Four years out of school, one fashion graduate’s story

“The one thing I wish someone would have told me is, get an internship, stay there as long as you can and really grow with the company and don’t leave until you find a job elsewhere or until they hire you. And be patient. So many kids leaving school are so eager, after three months they are worried they should have gotten a job already. It really shouldn’t work that way”.

Interview: Jean-Claude Jitrois on the past, present and future of leather

“Vegan leather is a marketing stunt. It claims to be ethical and inexpensive, when in fact it is fast fashion’s latest attempt to load the market with more polyurethane and polyester, putting an unnecessary strain on the atmosphere during its production and generating plastic waste than ends up in the ocean. How can you ban plastic straws and promote plastic faux leather?”

Vegan fashion: Q&A with mother-daughter brand HFS Collective

“Creating vegan products the right way, using sustainable materials and paying a living wage to people who cut and sew them, is expensive, it drives up costs. Many vegans’ number one concern is about animal welfare and they feel they cannot afford to pay more to insure fair working wages or sustainable materials”.

Totally Good Time founder Kyle Menard on creating pop culture fashion

“When you have an e-commerce shop you can get easily lost in the digital world. It's vital to step into the real world and see what people are wearing and listen to what they're saying”.

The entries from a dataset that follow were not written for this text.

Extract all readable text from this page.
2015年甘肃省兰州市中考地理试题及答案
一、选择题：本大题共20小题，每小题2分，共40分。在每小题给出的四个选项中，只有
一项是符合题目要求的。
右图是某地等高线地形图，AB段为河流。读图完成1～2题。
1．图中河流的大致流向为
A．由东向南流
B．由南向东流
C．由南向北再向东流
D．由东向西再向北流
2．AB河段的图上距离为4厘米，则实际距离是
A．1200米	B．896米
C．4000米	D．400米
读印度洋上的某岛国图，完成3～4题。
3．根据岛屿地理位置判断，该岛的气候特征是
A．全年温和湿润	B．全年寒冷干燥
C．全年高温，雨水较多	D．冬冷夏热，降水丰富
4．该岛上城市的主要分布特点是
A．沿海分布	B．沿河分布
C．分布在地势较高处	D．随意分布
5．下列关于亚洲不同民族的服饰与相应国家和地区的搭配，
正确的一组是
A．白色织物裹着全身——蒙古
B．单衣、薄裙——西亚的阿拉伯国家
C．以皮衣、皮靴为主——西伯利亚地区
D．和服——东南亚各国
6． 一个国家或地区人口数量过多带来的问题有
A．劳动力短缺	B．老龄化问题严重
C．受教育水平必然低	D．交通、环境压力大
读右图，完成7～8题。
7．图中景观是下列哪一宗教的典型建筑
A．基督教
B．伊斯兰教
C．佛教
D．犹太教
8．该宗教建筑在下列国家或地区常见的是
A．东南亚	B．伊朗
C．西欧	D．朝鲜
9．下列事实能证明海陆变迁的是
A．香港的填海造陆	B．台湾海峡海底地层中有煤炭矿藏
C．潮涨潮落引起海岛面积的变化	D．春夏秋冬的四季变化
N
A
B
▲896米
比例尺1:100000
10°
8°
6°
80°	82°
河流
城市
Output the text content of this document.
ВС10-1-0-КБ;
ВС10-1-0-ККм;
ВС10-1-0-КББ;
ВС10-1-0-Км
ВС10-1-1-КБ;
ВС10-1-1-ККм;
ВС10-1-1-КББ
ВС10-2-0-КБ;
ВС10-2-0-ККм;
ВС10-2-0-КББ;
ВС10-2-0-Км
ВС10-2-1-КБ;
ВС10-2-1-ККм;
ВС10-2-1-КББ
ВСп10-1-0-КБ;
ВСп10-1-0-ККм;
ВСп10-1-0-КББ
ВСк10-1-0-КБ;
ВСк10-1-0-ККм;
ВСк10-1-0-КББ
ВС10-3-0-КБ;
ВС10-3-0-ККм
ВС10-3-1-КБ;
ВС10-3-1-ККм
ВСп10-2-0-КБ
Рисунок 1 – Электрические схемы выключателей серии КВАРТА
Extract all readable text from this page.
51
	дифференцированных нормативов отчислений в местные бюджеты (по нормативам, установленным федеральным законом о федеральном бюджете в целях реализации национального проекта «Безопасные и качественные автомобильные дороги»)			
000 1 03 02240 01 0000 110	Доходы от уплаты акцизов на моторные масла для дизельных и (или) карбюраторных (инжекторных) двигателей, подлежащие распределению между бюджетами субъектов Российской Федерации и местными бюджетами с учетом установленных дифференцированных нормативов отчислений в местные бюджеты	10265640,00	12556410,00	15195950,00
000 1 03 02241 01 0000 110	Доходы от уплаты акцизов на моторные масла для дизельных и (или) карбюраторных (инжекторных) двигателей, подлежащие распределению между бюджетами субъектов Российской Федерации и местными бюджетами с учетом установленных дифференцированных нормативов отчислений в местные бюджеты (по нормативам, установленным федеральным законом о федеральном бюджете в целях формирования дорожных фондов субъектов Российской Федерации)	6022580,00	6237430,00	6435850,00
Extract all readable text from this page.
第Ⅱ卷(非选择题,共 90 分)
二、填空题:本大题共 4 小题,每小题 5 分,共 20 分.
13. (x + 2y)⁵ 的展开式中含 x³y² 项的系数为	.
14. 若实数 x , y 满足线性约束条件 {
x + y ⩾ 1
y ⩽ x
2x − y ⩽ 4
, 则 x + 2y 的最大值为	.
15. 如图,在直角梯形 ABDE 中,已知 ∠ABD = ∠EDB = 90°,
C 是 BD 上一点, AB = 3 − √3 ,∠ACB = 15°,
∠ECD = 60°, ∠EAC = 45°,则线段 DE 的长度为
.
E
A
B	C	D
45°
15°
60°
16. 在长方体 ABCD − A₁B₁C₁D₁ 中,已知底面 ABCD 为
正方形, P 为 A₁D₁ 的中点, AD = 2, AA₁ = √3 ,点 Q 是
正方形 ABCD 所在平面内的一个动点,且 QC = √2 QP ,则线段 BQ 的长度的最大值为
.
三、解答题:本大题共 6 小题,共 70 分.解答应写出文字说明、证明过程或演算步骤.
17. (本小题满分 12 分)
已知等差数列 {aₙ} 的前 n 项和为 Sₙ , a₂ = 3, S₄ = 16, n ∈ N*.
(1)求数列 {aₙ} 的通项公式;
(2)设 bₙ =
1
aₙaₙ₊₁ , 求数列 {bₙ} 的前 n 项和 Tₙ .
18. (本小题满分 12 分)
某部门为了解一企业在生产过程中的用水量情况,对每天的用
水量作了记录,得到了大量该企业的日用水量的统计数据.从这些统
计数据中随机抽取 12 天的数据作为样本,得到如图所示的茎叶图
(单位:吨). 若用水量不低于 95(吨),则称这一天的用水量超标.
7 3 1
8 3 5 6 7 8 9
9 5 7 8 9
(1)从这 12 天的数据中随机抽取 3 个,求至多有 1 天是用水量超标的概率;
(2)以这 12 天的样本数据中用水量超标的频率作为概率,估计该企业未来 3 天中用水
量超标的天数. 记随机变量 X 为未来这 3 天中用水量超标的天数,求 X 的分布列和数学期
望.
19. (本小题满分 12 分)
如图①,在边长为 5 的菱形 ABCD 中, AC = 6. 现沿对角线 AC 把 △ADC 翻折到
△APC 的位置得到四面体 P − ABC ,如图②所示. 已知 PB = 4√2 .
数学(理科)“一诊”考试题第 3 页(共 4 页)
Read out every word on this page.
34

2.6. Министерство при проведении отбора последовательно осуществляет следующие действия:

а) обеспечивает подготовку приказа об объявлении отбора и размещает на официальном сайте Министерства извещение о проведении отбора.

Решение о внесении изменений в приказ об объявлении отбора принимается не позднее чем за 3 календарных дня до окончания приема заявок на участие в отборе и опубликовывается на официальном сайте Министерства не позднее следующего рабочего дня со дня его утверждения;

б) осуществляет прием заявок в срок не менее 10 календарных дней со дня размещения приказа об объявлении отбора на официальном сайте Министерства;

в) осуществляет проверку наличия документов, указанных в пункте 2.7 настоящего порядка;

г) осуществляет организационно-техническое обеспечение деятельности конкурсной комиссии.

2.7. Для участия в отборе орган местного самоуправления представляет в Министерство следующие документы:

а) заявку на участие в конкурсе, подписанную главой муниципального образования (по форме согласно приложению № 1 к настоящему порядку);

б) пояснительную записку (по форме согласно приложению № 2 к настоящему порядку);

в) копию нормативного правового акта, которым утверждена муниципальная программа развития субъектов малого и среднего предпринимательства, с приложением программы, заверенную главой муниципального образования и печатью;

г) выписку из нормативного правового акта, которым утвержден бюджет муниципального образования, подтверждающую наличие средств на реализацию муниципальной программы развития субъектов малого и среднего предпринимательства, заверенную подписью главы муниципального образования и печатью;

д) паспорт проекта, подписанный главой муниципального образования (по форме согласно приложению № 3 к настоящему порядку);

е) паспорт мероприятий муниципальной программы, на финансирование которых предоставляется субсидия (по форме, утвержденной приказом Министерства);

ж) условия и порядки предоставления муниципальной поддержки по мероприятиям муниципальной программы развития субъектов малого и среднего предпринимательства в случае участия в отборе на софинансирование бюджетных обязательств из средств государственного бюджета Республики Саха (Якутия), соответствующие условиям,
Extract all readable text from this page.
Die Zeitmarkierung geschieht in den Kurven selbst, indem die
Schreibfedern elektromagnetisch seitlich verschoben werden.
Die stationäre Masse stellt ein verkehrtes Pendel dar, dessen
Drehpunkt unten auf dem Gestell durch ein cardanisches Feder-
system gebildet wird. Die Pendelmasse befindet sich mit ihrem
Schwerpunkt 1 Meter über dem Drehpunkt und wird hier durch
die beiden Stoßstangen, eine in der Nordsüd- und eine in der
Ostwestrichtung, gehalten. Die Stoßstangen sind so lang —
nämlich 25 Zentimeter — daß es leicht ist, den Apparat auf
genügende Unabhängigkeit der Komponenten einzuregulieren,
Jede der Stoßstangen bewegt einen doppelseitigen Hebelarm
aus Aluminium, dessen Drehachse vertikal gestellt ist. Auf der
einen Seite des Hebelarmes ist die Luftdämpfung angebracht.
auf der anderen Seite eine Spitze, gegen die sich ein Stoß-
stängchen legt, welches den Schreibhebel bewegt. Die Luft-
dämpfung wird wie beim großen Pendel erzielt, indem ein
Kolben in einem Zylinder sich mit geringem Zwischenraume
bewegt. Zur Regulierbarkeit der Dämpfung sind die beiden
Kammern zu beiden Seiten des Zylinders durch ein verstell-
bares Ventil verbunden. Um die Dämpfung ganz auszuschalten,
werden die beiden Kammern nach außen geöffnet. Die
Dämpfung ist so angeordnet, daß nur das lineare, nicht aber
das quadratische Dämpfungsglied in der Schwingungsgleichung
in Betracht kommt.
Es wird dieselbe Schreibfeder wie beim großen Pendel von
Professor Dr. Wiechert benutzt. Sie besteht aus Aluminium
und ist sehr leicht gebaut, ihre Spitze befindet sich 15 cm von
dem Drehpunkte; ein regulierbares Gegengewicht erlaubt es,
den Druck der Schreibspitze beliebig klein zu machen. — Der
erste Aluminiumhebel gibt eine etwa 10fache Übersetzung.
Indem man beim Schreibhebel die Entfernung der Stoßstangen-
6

HUND HUND: Paving the way for 'radical' transparency in the fashion industry

“The more of a light that we shine on how things are made, the more people question the process and the larger companies will be pressured to improve their own processes”.

Startups that aim to change the way people buy clothes: Curated Crowd

“The creativity of designers is often diluted when they work for fashion houses which are predominantly dominated by the bottom line. But things don’t have to be this way. In fact, studies show that when a brand cares about its values, and the main focus isn’t about money, it ends up making more profit”.